In a function for plotting pairwise genome alignments, I am concatenating all sequence levels of some GRanges objects. This can create seqlengths that are longer than what R's integer format can support. Unfortunately, my attempts to use the numeric format instead did not work as seqlengths() coerces its input to integer format as in the example below.
> gr <- GRanges("chr1:1-2")
> seqlengths(gr) <- 3e9
Warning message:
In .normarg_seqlengths(value, seqnames(x)) :
NAs introduced by coercion to integer range
And I could not cheat the system as a validation function will block me from putting other things than integers in the S4 slot.
> gr@seqinfo@seqlengths <- 3e9
Error in (function (cl, name, valueClass) :
assignment of an object of class “numeric” is not valid for @‘seqlengths’ in an object of class “Seqinfo”; is(value, "integer") is not TRUE
Would it be possible to allow integer numeric values as seqlengths, for instance after validating them with the is.wholenumber workaround suggested in help(integer)?
is.wholenumber <-
function(x, tol = .Machine$double.eps^0.5) abs(x - round(x)) < tol
That change would be easy but is not desirable. The implications of allowing seqlengths greater than 2^31 are deep. Once you allow this, there's no reason to not allow genomic ranges that are also longer than 2^31 nucleotides. For example people would expect to be able to store the "chr1:1-3e9" range in their GRanges object. Unfortunately this is not possible at the moment because the start/end/width of a GRanges/IRanges object must be integer vectors. Changing this would require revisiting/adapting a lot of C code. It would also mean that things like Biostrings::getSeq() would now have the ability to return a DNAStringSet object where some sequences are longer than 2^31. And this in turn would require revisiting/adapting most of Biostrings C code as well as supporting long Vector derivatives in general, which would be a huge endeavor!

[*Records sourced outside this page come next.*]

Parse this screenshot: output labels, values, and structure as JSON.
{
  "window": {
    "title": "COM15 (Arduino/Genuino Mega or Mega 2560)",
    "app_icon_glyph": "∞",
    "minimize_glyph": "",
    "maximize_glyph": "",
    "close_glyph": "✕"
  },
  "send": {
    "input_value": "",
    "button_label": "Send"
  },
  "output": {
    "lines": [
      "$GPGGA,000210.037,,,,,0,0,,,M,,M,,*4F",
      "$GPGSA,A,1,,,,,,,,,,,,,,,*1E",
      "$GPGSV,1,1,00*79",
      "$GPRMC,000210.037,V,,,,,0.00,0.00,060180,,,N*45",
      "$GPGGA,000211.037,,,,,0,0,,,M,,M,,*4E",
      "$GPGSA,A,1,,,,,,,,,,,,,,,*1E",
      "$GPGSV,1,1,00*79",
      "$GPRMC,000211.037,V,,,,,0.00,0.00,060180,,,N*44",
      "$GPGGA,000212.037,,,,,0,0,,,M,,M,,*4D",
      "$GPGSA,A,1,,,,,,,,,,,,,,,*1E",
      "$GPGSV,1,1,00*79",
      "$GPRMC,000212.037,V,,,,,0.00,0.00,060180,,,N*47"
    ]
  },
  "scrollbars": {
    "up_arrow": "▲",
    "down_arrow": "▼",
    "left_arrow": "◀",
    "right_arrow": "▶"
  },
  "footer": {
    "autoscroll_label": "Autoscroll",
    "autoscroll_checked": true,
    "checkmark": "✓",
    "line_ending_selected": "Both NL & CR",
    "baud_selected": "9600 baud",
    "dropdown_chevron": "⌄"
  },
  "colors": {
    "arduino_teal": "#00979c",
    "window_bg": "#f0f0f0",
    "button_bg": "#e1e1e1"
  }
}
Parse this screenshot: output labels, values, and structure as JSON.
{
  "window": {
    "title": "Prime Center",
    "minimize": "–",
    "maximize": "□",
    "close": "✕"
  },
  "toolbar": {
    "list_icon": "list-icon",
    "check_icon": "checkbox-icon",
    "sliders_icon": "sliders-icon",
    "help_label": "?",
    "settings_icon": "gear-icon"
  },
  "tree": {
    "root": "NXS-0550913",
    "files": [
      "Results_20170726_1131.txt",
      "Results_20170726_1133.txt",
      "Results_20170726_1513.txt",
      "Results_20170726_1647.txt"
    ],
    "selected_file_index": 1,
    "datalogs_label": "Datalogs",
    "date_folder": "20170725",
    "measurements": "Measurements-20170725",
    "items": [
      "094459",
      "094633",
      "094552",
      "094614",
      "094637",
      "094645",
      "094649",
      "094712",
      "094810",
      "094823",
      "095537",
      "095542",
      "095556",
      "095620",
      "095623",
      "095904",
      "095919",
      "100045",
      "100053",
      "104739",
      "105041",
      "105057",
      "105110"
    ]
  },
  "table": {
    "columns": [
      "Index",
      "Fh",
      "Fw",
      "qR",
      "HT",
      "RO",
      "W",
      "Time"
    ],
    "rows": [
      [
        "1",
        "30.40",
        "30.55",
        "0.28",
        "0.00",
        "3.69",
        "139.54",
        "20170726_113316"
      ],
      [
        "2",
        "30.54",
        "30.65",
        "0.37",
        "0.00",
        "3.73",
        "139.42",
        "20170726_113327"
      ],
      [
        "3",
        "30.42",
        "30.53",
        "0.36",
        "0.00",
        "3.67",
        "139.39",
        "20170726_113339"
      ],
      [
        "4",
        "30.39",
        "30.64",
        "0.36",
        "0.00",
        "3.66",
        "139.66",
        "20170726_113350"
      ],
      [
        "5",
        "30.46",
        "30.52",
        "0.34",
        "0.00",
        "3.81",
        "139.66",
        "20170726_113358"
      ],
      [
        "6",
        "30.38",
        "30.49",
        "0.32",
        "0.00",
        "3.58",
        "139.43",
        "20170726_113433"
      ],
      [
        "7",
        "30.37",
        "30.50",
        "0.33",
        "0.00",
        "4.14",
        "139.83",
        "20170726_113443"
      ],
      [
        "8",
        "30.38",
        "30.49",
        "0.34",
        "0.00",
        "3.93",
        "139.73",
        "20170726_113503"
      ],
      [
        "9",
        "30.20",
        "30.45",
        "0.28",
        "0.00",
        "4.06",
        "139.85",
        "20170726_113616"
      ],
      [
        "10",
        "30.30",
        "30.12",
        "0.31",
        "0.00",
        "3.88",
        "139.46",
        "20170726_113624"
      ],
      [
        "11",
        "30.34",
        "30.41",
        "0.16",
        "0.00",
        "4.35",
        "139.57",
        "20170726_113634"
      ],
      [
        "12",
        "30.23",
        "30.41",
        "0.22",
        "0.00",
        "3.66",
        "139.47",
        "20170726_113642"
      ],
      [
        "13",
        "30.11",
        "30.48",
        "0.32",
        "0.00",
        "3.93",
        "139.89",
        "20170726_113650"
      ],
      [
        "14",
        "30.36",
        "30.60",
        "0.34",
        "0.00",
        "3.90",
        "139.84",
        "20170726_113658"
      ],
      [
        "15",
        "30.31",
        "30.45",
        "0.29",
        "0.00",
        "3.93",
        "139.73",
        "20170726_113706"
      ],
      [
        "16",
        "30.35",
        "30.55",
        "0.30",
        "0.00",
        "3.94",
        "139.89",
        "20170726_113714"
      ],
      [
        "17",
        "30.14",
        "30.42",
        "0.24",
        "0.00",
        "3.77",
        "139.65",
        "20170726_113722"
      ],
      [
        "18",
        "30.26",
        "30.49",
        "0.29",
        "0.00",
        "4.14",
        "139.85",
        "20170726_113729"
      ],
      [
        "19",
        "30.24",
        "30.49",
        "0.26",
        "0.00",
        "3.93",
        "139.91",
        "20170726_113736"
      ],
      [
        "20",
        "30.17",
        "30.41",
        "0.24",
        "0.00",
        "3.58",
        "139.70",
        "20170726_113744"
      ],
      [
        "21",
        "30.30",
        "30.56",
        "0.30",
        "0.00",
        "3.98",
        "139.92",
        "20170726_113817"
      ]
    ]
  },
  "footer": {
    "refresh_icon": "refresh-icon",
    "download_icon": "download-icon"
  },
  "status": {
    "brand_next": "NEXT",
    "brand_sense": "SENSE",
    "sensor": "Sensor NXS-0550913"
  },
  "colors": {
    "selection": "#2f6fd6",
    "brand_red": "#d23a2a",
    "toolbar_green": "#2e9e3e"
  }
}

Do you really need to store the seqlengths of the concatenated sequences? If not, you could you just set them to NAs.
If you really need to cheat the system, use slot(gr@seqinfo, "seqlengths", check=FALSE) <- 3e9. All bets are off when you do things like this e.g. depending on what you're going to do with this invalid object, you might get all kinds of errors, even crashes. So use at your own risks!
Thanks Hervé for the detailed answer. Since the purpose is only to produce a plot, I will transform the GRanges to a transient data structure instead of modifying it.
Thanks Hervé for the detailed answer. Since the purpose is only to produce a plot, I will transform the GRanges to a transient data structure instead of modifying it.